The accumulation of α-synuclein amyloid fibrils in the brain is linked to Parkinson's disease and other synucleinopathies. The intermediate species in the early aggregation phase of α-synuclein are involved in the emergence of amyloid toxicity and considered to be the most neurotoxic. The N-terminal region flanking the non-amyloid-β component domain of α-synuclein has been implicated in modulating its aggregation. Herein, we report the development of a SUMO1-derived peptide inhibitor (SUMO1(15-55)), which targets two SUMO-interacting motifs (SIMs) within this aggregation-regulating region and suppresses α-synuclein aggregation. Molecular modeling, site-directed mutagenesis, and binding studies are used to elucidate the mode of interaction, namely, via the binding of either of the two SIM sequences on α-synuclein to a putative hydrophobic binding groove on SUMO1(15-55). Subsequent studies show that SUMO1(15-55) also reduces α-synuclein-induced cytotoxicity in cell-based and Drosophila disease models.

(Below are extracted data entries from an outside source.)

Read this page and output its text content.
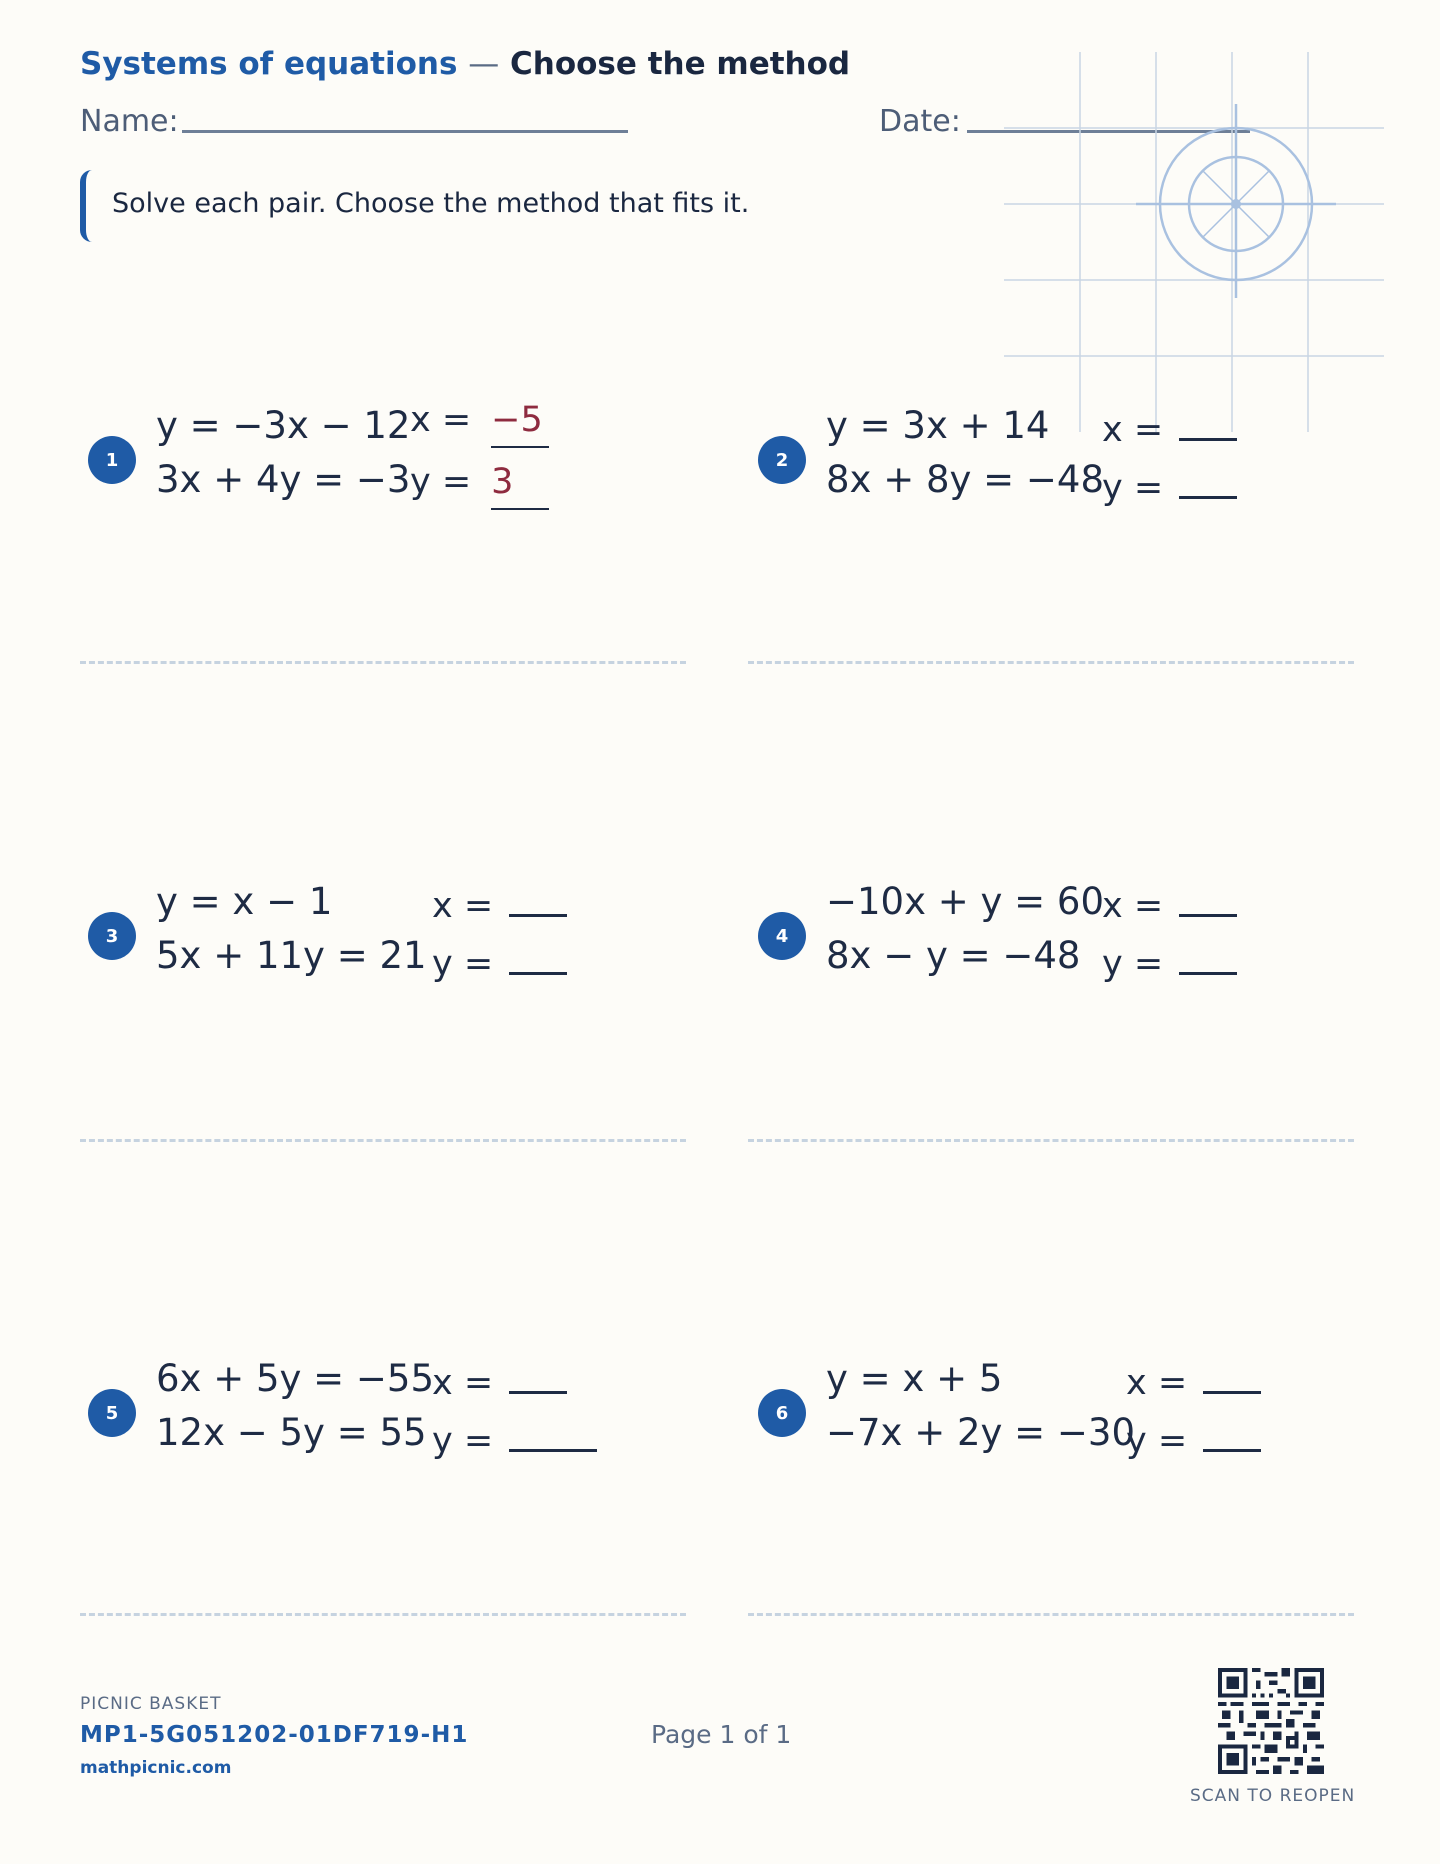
Systems of equations — Choose the method
Name:	Date:
Solve each pair. Choose the method that fits it.
1
y = −3x − 12
3x + 4y = −3
x = −5
y = 3
2
y = 3x + 14
8x + 8y = −48
x =
y =
3
y = x − 1
5x + 11y = 21
x =
y =
4
−10x + y = 60
8x − y = −48
x =
y =
5
6x + 5y = −55
12x − 5y = 55
x =
y =
6
y = x + 5
−7x + 2y = −30
x =
y =
PICNIC BASKET
MP1-5G051202-01DF719-H1
mathpicnic.com
Page 1 of 1
SCAN TO REOPEN
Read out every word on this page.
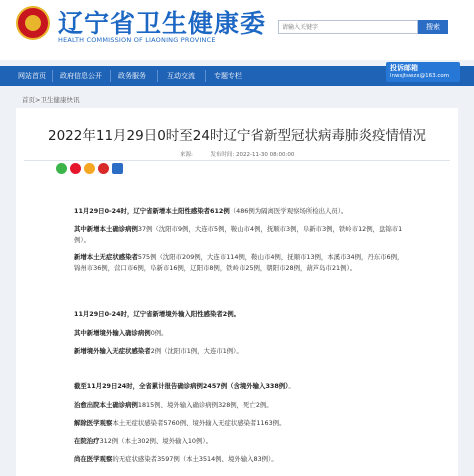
辽宁省卫生健康委
HEALTH COMMISSION OF LIAONING PROVINCE
请输入关键字
搜索
网站首页 政府信息公开 政务服务	互动交流	专题专栏
投诉邮箱
lnwsjtswzx@163.com
首页>卫生健康快讯
2022年11月29日0时至24时辽宁省新型冠状病毒肺炎疫情情况
来源:	发布时间: 2022-11-30 08:00:00
11月29日0-24时，辽宁省新增本土阳性感染者612例（486例为隔离医学观察场所检出人员）。
其中新增本土确诊病例37例（沈阳市9例，大连市5例，鞍山市4例，抚顺市3例，阜新市3例，铁岭市12例，盘锦市1例）。
新增本土无症状感染者575例（沈阳市209例，大连市114例，鞍山市4例，抚顺市13例，本溪市34例，丹东市6例，锦州市36例，营口市6例，阜新市16例，辽阳市8例，铁岭市25例，朝阳市28例，葫芦岛市21例）。
11月29日0-24时，辽宁省新增境外输入阳性感染者2例。
其中新增境外输入确诊病例0例。
新增境外输入无症状感染者2例（沈阳市1例，大连市1例）。
截至11月29日24时，全省累计报告确诊病例2457例（含境外输入338例）。
治愈出院本土确诊病例1815例、境外输入确诊病例328例，死亡2例。
解除医学观察本土无症状感染者5760例、境外输入无症状感染者1163例。
在院治疗312例（本土302例、境外输入10例）。
尚在医学观察的无症状感染者3597例（本土3514例、境外输入83例）。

α-突触核蛋白淀粉样纤维在大脑中的积累与帕金森病和其他突触核蛋白病有关。α-突触核蛋白早期聚集阶段的中间产物参与了淀粉样毒性的出现,被认为是最具神经毒性的。α-突触核蛋白中非淀粉样β成分域侧翼的 N 端区域被认为可以调节其聚集。本文报道了一种 SUMO1 衍生肽抑制剂(SUMO1(15-55))的开发,该抑制剂针对该聚集调节区域内的两个 SUMO 相互作用基序(SIM),并抑制 α-突触核蛋白聚集。分子建模、定点突变和结合研究用于阐明相互作用模式,即通过将两个 SIM 序列中的任一个与 SUMO1(15-55)上的假定疏水性结合槽结合,从而与 α-突触核蛋白结合。随后的研究表明,SUMO1(15-55)还可以降低基于细胞和果蝇疾病模型中α-突触核蛋白诱导的细胞毒性。